New York Democrats Kirsten Gillibrand and Chuck Schumer, the bill’s prime movers in the Senate, had managed to get 71 others to sign on as co-sponsors going into the vote. In remarks after the bill’s passage, both lamented that the battle over permanently funding the program had gone on for so long.

An Eerie Coincidence

Mr. Lemonda noted that when C-Span’s live broadcast flashed the final Senate tally, the time on the screen was 3:43 p.m. “I got chills,” he said.

The two no votes were cast by Kentucky’s Rand Paul and Utah’s Mike Lee, Republicans who said they were concerned about the open-ended nature of the commitment in light of the mounting Federal deficit.

Mr. Lee wanted to fund the measure for only 10 years at a projected cost of $10.2 billion. Mr. Paul wanted to require spending cuts in other programs as an offset for the VCF renewal.

Their amendments were defeated.

Late last year, VCF Special Master Rupa Bhattacharyya announced that a surge in deaths, cancer and disability claims attributed to toxic World Trade Center exposures would force the 9/11 Victims Compensation Fund to slash its compensation awards for all pending and future claims by 50-to-70 percent.

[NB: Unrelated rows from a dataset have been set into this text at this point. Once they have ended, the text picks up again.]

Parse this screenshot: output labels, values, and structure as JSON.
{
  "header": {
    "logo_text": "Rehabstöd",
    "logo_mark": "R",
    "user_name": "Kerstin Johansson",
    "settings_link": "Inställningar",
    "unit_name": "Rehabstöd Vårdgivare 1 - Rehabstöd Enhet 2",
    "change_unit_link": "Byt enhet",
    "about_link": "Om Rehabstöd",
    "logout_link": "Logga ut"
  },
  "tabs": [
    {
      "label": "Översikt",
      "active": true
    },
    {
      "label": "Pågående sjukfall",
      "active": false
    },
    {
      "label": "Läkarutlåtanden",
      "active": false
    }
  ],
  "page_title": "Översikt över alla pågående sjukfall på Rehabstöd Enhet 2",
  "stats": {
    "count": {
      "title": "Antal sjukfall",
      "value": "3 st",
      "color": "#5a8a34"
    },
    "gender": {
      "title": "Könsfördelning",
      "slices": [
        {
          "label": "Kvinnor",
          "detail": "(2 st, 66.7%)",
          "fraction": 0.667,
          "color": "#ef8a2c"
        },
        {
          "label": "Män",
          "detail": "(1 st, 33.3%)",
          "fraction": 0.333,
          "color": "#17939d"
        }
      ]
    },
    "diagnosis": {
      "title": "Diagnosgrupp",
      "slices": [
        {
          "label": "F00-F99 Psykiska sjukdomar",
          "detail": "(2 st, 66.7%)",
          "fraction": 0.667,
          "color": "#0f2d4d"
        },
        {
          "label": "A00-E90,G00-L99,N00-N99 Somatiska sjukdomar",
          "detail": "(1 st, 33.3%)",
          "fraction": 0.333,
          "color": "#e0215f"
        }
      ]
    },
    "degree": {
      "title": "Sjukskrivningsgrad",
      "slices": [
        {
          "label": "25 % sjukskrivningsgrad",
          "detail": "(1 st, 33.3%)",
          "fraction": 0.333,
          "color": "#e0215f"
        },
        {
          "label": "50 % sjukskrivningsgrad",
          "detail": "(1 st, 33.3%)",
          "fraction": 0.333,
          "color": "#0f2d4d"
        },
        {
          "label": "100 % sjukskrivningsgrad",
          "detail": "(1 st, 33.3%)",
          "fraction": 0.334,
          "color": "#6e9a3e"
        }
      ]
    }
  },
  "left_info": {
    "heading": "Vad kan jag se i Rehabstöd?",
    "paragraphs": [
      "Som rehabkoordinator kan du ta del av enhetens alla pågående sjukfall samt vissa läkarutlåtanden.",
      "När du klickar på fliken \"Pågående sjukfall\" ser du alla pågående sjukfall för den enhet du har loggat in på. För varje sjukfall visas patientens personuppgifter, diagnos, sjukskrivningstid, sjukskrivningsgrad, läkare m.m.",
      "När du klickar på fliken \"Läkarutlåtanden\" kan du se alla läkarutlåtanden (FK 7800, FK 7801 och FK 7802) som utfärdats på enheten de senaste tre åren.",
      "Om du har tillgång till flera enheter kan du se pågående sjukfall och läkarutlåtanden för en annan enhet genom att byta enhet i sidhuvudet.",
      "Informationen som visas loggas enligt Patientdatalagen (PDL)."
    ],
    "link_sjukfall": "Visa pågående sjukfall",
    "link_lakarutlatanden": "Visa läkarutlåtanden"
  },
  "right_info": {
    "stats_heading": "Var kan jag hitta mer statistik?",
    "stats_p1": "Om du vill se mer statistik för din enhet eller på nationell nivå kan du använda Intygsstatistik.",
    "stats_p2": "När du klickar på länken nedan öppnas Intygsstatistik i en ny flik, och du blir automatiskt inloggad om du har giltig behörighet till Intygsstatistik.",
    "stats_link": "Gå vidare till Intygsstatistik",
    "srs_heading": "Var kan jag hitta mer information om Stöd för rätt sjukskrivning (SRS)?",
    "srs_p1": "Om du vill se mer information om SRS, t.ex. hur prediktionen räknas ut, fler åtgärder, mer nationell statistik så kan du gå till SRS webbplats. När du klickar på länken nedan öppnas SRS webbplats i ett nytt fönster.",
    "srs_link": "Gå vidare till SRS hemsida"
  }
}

So far, the VCF has expended just over $5 billion of the $7.3-billion fund to satisfy 21,000 claims. From 2011 through 2016, the agency had more than 19,000 claims submitted, while in the time since it has gotten 28,000 more, a number that continues to grow.

Make-Up on Way

As a consequence of the shortfall, lawyers representing 9/11 first-responders confirmed that some of their clients got no money in the last few months. Under the bill that Congress just passed, those claimants will eventually get their full awards.

Michael Barasch, a leading WTC attorney, said claimants might still get notices in the mail of significantly reduced awards. “I have been assured by the Special Master that these people will be made whole as soon as the Department of the Treasury funds the VCF account, and that likely won’t happen until the end of this year at the earliest,” he said in a phone interview.

He said that the fund could expedite claims in the event an applicant was terminally ill or in imminent danger of losing a home to foreclosure.

“There are some very reputable lending firms that will lend a claimant money on the basis of an award letter, or if they were in that group that were cut in this interim period, at a 9-percent interest rate,” he said.